Domain-Specific Question and Answer#
At this point you now have an understanding of LLM, Prompting, and LangChain for building your own local application.
But a question remains, how would I utilize this in my own work or organization? Can’t I just use ChatGPT?
As a research scientist, you may have a set of documents, GitHub repositories, research papers, and domain-specific knowledge bases that you might want to search through quickly.
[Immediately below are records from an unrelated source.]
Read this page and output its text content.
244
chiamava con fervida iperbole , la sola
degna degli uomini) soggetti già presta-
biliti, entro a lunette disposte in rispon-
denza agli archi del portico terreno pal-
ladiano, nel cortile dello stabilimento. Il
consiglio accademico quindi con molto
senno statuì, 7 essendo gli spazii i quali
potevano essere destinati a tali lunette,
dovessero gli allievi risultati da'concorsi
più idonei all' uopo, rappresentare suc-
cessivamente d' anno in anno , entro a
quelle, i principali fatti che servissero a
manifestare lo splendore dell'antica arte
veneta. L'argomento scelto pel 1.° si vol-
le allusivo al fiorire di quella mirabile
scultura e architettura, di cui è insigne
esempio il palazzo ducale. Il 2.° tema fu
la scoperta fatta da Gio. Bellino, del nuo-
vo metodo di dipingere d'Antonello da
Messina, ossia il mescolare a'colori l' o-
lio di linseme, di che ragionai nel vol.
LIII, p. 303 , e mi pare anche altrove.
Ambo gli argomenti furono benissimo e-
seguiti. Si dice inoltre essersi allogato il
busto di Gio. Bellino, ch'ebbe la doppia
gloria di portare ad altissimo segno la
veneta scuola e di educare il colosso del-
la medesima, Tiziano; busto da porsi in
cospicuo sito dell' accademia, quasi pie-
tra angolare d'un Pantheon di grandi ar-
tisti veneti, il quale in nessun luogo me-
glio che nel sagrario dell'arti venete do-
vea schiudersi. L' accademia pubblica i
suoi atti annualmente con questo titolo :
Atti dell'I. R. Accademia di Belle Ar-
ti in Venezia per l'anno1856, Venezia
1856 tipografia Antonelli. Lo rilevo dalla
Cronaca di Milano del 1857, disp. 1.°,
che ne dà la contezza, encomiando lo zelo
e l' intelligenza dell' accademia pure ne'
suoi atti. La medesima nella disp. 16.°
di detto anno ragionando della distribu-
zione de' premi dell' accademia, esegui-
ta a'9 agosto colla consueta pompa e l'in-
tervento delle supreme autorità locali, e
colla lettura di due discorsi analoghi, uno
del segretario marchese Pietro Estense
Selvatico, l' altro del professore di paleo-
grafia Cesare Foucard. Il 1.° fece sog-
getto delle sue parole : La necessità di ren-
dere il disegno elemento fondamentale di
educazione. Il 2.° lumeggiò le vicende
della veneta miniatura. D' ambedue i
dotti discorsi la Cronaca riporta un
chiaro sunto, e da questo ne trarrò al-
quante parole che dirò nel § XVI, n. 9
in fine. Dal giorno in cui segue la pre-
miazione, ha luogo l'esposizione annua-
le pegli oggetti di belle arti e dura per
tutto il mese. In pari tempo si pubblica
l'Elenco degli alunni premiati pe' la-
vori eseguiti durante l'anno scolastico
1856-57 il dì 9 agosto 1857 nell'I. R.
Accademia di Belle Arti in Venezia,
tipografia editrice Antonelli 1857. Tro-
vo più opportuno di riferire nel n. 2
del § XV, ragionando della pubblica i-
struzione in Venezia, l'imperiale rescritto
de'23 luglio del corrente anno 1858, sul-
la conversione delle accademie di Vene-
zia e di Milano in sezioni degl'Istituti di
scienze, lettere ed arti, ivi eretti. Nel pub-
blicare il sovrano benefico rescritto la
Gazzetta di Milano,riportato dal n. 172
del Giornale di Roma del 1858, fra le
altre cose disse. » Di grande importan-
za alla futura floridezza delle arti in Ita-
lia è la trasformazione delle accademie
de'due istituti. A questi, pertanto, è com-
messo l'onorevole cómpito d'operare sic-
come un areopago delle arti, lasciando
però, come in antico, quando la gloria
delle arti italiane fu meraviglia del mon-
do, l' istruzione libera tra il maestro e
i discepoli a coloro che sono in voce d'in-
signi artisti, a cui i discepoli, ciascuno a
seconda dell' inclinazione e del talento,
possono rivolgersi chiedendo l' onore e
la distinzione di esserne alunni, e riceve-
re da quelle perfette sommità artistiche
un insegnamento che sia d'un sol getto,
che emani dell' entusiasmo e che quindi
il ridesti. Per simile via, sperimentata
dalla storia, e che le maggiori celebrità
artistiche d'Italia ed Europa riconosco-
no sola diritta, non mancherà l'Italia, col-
You might have exploratory questions about the following:
You want to know how to utilize a particular method in a Python package based on your specific context
You want to understand what the current state of research is on a particular subtopic of your choice
You are building expertise in a new subdomain in your field, and you want to use a variety of knowledge bases to accumulate knowledge
Or you are an organization where:
You want to create an assistive tool for onboarding new team members
You have teams of engineers in sizeable, diverse groups, and you want to be transparent about what’s happening across different projects
You have internal documents within labs or research that are not published, but you want a privacy-preserving way to expose that to your team
You have multiple codebases, and you want ways to help people understand how different portions of your code work
In this module we will be demonstrating how we can use an algorithms textbook to power a question-answering application using OLMo.
We will be using Professor Jeff Erickson’s Algorithms textbook to improve our understanding of the course material.
By the end of this module, you will have an understanding of the building blocks required to create a domain-specific question-answering application using OLMo, and then you can use these knowledge to create your own application for your domain.